= Patricia Rinehart =

American poet

Patricia Rinehart (1930–1996) was an American poet and playwright.

==Life==
Her father Alan Rinehart, was a writer and producer and was son of the mystery writer, Mary Roberts Rinehart. Her mother was Gratia Buell Houghton Rinehart, daughter of Arthur Amory Houghton, co-owner of the Corning Glass Company, and niece of businessman, politician, and diplomat Alanson B. Houghton. In 1948, Rinehart graduated from the Graham-Eckes School, Palm Beach, Florida, and in December of that year, she made her debut at the New York home of her uncle and aunt, Mr. and Mrs.

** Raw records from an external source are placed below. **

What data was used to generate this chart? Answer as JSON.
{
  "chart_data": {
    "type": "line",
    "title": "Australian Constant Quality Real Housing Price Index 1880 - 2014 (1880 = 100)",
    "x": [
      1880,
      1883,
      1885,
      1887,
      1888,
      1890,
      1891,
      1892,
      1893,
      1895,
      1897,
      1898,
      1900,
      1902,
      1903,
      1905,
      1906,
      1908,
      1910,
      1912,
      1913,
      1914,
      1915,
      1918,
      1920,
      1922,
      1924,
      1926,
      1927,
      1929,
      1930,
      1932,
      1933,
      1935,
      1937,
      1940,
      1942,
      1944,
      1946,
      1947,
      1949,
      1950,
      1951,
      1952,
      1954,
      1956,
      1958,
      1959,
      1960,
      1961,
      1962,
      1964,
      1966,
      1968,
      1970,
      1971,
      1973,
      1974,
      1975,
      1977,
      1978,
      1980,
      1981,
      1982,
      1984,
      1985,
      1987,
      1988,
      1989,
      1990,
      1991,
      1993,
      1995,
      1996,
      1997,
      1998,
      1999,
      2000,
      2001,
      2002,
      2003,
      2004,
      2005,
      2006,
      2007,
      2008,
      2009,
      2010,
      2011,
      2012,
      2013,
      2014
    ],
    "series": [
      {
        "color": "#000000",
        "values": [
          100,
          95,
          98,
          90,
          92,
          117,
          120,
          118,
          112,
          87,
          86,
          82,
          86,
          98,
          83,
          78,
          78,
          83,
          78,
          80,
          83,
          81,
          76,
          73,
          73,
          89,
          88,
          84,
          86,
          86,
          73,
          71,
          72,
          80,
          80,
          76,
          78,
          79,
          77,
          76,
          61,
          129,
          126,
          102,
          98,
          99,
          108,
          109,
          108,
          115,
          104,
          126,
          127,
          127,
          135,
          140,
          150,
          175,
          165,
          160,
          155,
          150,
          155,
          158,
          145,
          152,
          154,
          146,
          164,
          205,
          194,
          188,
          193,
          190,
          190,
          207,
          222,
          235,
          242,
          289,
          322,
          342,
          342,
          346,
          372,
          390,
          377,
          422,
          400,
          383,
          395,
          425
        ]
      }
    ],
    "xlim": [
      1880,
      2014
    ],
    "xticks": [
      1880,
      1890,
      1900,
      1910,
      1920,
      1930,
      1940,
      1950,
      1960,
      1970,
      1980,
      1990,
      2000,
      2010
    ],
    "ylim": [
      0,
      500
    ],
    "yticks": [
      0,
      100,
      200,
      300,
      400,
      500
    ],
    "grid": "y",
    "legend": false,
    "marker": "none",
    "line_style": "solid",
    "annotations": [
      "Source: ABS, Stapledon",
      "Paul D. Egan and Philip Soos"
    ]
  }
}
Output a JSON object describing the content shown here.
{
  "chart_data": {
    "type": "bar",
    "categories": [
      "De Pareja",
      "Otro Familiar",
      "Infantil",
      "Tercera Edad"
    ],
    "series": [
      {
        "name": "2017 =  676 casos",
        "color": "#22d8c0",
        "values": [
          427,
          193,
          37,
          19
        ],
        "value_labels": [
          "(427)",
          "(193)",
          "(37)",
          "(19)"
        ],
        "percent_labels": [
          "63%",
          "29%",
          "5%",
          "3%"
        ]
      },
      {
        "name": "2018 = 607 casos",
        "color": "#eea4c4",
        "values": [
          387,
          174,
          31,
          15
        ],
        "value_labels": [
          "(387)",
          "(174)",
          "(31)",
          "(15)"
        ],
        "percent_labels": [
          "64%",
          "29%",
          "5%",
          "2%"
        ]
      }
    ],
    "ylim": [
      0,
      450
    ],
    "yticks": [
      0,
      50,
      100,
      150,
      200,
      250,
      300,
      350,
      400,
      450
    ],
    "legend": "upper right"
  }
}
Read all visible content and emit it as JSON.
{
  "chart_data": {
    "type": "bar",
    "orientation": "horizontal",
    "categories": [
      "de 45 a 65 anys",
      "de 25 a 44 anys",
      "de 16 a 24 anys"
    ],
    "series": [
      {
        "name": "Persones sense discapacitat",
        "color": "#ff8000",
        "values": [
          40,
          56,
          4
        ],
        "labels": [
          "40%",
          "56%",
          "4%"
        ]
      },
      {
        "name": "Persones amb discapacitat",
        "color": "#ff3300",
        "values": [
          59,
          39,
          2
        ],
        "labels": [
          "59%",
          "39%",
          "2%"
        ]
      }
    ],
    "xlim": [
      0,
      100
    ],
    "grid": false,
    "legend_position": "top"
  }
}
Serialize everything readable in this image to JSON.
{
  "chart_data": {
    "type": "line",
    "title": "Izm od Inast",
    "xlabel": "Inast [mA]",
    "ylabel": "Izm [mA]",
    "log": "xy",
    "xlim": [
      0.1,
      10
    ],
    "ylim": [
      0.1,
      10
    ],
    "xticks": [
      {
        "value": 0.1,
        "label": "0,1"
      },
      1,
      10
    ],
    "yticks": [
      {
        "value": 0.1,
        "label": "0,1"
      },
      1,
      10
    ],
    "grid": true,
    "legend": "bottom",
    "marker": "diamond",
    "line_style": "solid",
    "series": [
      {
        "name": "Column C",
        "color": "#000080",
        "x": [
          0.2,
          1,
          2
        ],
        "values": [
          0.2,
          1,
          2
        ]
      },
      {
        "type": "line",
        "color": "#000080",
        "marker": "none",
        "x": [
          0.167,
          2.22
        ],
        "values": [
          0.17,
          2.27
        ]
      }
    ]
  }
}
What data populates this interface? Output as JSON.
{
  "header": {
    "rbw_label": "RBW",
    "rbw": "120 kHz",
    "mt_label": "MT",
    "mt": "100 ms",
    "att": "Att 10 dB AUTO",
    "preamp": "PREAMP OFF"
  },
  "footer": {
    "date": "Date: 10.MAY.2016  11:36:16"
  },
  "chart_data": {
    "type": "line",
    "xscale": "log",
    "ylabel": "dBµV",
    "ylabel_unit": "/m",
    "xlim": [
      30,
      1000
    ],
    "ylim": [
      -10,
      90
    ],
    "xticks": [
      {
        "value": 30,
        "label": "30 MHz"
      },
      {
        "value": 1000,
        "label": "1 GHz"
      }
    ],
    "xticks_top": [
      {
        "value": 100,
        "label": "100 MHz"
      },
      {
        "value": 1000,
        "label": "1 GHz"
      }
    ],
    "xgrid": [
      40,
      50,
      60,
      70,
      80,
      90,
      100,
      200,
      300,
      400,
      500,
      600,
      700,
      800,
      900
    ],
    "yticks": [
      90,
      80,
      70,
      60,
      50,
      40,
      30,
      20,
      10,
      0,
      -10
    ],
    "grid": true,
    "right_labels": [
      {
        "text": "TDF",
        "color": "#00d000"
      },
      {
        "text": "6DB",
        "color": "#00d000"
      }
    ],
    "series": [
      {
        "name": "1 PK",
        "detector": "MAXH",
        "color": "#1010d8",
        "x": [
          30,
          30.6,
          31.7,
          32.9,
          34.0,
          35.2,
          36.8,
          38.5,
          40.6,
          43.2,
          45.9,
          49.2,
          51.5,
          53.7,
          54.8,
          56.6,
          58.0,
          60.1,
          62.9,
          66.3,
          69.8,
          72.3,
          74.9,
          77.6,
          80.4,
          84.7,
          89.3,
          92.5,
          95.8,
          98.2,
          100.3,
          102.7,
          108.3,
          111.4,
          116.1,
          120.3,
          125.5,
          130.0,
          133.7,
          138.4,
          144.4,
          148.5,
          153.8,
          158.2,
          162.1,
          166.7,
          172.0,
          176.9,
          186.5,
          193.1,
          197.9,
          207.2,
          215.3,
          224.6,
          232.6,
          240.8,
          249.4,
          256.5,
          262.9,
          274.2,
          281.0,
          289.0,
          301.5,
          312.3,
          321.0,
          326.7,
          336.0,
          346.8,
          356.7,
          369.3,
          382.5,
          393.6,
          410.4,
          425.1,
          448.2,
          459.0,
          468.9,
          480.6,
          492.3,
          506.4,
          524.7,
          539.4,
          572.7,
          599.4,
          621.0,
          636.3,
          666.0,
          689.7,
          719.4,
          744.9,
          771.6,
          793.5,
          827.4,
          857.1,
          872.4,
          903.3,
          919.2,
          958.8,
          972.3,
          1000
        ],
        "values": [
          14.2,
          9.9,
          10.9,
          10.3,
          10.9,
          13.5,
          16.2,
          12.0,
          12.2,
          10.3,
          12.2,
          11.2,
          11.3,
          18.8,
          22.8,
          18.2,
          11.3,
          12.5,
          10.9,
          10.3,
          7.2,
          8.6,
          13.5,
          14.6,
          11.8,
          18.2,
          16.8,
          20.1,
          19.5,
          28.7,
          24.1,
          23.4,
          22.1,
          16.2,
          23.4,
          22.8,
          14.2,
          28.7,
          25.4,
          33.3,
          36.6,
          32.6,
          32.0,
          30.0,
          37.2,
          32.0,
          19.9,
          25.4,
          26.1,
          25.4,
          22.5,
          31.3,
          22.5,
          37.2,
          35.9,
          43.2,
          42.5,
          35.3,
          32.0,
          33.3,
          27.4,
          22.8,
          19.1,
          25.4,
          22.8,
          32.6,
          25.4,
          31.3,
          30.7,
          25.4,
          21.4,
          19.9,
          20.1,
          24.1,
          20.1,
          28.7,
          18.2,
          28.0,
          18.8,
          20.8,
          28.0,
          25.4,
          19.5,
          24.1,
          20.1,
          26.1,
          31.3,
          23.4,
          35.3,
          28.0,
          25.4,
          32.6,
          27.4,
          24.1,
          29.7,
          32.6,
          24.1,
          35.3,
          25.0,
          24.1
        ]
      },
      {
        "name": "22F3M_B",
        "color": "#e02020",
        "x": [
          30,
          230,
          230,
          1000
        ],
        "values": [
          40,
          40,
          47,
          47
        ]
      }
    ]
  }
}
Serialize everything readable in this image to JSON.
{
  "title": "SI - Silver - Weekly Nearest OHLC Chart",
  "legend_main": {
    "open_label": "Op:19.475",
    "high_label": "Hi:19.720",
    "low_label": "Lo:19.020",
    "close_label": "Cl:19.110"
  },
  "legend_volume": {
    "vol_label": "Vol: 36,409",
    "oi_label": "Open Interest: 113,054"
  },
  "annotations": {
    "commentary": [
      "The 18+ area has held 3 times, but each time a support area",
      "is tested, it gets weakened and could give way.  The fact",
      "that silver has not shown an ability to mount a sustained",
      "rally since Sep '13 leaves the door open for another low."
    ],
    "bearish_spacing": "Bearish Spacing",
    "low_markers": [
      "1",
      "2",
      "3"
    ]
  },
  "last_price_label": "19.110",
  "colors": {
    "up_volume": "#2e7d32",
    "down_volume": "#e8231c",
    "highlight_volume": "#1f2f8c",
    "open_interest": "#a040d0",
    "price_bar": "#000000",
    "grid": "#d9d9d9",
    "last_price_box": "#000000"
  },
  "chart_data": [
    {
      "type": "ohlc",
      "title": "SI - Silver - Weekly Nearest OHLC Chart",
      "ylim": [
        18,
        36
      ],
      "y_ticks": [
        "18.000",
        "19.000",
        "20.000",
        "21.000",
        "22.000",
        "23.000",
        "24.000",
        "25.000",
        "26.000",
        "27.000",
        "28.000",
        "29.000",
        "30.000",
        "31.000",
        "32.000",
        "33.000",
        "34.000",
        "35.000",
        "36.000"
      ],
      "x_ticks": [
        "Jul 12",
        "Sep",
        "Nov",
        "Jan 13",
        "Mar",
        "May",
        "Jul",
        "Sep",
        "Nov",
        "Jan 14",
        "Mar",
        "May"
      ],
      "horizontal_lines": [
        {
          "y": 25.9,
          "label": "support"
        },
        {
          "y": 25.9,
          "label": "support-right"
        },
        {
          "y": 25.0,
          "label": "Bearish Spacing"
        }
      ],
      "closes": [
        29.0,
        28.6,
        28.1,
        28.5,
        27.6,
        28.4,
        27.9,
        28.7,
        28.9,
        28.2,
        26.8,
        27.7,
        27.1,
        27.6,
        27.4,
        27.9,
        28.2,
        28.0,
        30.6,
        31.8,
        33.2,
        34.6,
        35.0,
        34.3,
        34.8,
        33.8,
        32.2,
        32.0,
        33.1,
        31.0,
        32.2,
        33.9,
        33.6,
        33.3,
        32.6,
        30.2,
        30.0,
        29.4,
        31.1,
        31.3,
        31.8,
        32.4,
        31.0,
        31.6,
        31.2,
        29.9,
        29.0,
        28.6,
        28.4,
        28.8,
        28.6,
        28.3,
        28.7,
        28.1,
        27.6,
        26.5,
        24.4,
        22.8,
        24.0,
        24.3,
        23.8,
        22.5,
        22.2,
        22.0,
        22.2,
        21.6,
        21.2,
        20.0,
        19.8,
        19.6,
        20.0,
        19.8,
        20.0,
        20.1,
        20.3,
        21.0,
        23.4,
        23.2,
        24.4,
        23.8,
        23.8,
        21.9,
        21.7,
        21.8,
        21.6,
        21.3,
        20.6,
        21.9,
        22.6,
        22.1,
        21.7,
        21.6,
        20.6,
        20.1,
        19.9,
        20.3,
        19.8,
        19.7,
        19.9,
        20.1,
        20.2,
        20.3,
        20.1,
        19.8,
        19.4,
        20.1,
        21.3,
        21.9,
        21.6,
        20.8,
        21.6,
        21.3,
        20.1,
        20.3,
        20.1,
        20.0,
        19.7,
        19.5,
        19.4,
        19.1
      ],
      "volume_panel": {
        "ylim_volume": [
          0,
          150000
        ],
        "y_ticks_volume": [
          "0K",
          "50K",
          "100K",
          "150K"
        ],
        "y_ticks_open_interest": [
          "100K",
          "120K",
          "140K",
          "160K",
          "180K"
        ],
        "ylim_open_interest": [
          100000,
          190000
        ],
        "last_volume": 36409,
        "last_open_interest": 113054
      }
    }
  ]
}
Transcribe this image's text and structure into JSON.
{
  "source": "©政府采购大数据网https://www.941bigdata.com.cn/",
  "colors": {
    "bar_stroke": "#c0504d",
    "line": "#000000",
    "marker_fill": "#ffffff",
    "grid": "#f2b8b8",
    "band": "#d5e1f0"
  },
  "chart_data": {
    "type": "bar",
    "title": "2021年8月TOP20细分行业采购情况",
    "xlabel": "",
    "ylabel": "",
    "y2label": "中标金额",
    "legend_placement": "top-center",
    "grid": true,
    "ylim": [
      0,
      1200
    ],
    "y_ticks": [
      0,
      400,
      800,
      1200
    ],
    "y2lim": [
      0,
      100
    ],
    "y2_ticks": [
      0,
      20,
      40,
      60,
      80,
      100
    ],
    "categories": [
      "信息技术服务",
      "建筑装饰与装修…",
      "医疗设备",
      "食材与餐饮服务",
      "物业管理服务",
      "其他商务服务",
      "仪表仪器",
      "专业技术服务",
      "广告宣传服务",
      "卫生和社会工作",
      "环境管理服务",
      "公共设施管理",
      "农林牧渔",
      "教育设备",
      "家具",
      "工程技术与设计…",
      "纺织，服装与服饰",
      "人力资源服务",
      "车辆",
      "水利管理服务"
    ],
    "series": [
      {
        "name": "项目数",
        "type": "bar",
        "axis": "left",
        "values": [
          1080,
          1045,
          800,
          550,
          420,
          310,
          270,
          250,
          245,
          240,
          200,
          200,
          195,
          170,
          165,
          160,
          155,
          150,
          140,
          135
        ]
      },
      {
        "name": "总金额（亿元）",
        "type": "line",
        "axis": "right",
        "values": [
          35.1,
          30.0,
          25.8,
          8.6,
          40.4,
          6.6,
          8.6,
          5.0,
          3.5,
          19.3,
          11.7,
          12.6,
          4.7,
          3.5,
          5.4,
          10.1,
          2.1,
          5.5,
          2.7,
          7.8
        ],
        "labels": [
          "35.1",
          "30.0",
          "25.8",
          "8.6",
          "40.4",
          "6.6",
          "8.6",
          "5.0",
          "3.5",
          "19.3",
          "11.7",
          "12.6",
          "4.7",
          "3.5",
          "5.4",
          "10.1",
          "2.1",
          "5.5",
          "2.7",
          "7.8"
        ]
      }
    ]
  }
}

Arthur Amory Houghton, Jr. In 1949, she married Dr. Robert Jean Campbell III. Following her divorce from Dr. Campbell, she married Harvey Breit in 1955. With Breit she adapted R. K. Narayan's novel The Guide for Broadway. The Guide opened at the Hudson Theatre in 1968, but closed after just five performances. The play, writes Professor of Theatre Arts Thomas S. Hischak, "was too foreign for Broadway critics and playgoers." In 1973, Rinehart married the conservationist Hilary Barratt-Brown. Her poetry collection Against the Loss of Night: Poems was published in 1986.